MAX DVD (2015)
SYNOPSIS: Max, a precision-trained military dog serves on the frontlines in Afghanistan until he loses his handler, U.S. Marine Kyle Wincott in the line of duty. Traumatised, Max is sent stateside where the only human he can connect with is Kyle's brother, Justin. The pair strikes up an unlikely friendship as they unravel a mystery that may deliver more excitement and danger than they bargained for.
Max started out as a tribute to all the dogs and their handlers who lost their lives in military service but in the end the supposedly meaningful movie makes way for something that is dark, generic and ultimately disappointing.
While on a routine mission in Afghanistan, U.S. Marine Kyle Wincott (Robbie Amell) and his loyal canine, Max are ambushed by hidden enemies. Kyle is tragically killed and Max after suffering from severe PTSD faced being put down or return to Kyle’s family back in Texas. Max took an instant liking to Kyle’s troubled younger brother Justin (Josh Wiggins) and the two learns to bond with each other over the days.

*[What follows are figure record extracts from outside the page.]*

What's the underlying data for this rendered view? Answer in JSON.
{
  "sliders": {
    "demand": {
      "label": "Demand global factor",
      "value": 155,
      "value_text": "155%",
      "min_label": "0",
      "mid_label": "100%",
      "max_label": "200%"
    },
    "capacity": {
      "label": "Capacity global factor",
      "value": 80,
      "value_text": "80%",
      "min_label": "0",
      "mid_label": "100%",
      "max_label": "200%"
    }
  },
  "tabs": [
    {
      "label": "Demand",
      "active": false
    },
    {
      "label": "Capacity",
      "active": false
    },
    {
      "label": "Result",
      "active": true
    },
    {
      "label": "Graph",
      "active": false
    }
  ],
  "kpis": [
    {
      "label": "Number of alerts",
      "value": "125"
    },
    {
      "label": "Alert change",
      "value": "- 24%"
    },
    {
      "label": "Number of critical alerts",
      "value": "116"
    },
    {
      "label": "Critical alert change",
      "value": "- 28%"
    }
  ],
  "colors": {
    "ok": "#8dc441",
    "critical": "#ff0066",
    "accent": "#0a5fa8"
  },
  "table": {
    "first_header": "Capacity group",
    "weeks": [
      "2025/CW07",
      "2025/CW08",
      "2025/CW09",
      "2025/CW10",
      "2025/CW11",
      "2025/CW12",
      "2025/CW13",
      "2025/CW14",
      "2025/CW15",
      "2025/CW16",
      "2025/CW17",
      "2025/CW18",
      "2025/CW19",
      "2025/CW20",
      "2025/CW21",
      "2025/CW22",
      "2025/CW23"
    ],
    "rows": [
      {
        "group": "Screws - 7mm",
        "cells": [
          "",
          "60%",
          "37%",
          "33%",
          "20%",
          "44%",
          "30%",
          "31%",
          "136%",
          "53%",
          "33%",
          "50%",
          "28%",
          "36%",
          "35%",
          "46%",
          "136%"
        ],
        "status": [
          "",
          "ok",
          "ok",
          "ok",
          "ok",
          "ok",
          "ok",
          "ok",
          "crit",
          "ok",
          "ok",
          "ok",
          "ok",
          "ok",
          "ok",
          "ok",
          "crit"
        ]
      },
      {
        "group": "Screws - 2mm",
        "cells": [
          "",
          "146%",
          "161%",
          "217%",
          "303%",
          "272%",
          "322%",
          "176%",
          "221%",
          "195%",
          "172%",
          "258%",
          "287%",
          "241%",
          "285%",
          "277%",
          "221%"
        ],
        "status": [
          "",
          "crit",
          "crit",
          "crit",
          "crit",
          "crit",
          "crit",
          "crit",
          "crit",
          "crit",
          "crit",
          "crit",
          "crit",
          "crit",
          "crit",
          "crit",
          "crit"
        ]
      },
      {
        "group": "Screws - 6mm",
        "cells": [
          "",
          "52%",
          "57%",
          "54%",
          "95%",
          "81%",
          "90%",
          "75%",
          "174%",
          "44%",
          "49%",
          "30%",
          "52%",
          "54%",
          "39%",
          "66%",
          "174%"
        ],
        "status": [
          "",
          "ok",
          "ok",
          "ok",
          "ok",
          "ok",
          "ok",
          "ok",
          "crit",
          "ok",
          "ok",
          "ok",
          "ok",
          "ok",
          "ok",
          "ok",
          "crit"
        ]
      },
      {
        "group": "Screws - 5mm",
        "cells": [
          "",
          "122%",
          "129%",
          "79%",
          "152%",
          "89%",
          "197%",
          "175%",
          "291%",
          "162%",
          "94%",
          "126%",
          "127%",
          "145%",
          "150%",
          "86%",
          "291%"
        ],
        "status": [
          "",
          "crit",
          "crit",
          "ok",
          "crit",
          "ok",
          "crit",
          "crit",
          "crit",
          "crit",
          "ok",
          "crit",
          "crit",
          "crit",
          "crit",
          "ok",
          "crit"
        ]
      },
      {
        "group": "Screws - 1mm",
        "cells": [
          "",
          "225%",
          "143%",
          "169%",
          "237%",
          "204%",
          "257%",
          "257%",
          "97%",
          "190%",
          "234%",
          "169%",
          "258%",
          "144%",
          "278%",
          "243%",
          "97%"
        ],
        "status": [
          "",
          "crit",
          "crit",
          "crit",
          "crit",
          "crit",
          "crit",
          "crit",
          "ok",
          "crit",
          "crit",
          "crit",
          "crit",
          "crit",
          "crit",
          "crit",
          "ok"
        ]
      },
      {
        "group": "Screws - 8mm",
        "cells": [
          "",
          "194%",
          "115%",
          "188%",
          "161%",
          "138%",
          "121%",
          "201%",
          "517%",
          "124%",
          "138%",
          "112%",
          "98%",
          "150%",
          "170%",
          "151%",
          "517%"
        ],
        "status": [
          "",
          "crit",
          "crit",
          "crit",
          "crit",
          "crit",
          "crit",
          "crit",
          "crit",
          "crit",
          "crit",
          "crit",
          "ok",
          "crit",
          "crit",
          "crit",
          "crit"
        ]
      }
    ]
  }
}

This will probably go down the sentimental, heartwarming family route for others but director and writer Boaz Yakin (Safe, Now You See Me) has a far larger plan in mind. That is to turn Max into a heroic dog flick which has Max and Justin fighting against an illegal weapon-dealing cartel which conveniently involved Tyler (Luke Kleintank), the shady buddy of the late Kyle.

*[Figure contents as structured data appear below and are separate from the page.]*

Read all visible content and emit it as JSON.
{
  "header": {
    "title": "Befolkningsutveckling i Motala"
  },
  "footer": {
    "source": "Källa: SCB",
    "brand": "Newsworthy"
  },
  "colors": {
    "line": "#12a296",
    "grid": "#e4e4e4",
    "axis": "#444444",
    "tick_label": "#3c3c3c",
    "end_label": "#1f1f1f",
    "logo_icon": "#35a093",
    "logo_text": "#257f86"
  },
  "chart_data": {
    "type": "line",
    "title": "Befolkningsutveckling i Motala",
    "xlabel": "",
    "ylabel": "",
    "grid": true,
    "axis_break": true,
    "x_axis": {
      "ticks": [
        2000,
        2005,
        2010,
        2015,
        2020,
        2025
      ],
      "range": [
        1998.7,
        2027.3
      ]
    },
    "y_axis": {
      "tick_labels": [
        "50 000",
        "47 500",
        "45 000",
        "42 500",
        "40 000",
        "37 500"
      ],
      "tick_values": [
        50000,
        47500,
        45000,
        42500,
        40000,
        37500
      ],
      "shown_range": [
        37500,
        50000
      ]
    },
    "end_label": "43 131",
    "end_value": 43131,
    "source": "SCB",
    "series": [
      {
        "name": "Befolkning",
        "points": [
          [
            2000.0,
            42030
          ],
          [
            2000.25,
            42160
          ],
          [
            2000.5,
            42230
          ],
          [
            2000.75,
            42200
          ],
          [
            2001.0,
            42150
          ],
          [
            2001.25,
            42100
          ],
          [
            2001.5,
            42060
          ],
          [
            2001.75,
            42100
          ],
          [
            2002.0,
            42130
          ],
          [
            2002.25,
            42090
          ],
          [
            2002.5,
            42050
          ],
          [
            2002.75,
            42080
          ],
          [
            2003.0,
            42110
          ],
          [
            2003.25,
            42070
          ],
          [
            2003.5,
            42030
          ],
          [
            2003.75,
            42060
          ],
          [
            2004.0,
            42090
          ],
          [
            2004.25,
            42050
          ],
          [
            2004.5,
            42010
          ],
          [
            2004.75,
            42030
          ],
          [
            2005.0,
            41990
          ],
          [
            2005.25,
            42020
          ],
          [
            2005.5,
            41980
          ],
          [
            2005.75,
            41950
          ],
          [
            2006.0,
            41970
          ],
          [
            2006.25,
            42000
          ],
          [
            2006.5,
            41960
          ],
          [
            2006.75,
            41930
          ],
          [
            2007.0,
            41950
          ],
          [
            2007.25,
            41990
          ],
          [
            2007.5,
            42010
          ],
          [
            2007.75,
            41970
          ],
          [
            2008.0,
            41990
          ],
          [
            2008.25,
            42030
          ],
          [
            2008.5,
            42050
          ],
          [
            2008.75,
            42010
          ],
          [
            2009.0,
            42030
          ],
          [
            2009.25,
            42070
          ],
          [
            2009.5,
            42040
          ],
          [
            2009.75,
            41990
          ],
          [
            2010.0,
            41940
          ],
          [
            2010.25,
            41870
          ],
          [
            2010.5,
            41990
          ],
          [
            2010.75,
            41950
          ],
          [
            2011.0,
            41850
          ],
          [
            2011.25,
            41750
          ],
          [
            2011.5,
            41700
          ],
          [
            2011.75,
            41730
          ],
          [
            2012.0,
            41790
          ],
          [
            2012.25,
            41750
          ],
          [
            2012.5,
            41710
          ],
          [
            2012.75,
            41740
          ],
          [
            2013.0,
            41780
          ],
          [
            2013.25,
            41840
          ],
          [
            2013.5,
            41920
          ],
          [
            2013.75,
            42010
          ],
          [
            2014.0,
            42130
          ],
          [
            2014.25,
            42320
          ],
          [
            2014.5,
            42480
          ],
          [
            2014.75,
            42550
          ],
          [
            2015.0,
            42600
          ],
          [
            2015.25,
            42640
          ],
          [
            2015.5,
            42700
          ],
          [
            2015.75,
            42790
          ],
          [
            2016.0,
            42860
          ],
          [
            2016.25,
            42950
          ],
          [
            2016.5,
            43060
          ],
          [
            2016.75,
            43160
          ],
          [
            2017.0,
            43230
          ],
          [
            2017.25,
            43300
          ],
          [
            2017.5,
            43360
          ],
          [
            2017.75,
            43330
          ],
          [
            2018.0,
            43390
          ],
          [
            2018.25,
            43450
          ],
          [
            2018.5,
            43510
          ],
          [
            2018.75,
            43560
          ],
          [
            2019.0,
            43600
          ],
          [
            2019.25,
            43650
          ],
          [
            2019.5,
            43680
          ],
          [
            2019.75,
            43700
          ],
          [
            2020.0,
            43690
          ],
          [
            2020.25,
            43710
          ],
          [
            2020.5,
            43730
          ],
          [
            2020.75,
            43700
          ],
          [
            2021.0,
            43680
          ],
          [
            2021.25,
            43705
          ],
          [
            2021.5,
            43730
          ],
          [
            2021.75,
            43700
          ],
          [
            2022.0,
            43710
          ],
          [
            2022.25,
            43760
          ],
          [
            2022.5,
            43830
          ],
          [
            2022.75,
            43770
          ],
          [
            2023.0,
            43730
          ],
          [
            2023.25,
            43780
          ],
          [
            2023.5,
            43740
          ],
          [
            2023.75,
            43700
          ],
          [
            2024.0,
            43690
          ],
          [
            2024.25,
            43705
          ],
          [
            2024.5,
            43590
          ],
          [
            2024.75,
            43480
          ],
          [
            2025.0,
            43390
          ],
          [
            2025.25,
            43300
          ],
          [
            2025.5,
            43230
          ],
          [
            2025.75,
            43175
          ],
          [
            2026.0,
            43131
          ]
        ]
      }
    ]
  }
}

How Tyler managed to smuggle weapons out of military facilities all the way from Afghanistan to Texas and how he managed to get himself discharge from service is not crucial to the plotting. All the plot holes seems to be insignificant as Yakin spent most of the screentime depicting Justin and his friends, the comic relief Chuy (Dejon LaQuake) and love interest, Carmen (Mia Xitlali) and their bike action in the forest. Once a while, his parents played by Thomas Haden Church (Sideways) and Lauren Graham (Parenthood) pops in to impart family values and lesson and making sure Max is still doing fine.
With very little to pull the heartstrings or the meat to display the patriotic work our four-legged heroes have done for the country, Max resort to a climatic finish with plenty of dog fights, gunplay and pyrotechnics to entertain the viewers. Max hints of something far superior but instead of a loud ‘woof’, it’s a mere weak whimper. Those looking for an emotionally satisfying canine flick better check out Marley & Me or Eight Below.
Working with Max is a brief feature that showcases how the trainer got the dogs to act in front of the camera.
Although it looks like a TV feature, the visual quality is pretty handsome. Images are sharp with bright clean colors. Audio is serviceable and soft on the whole except for some nice cool action bits in the climax.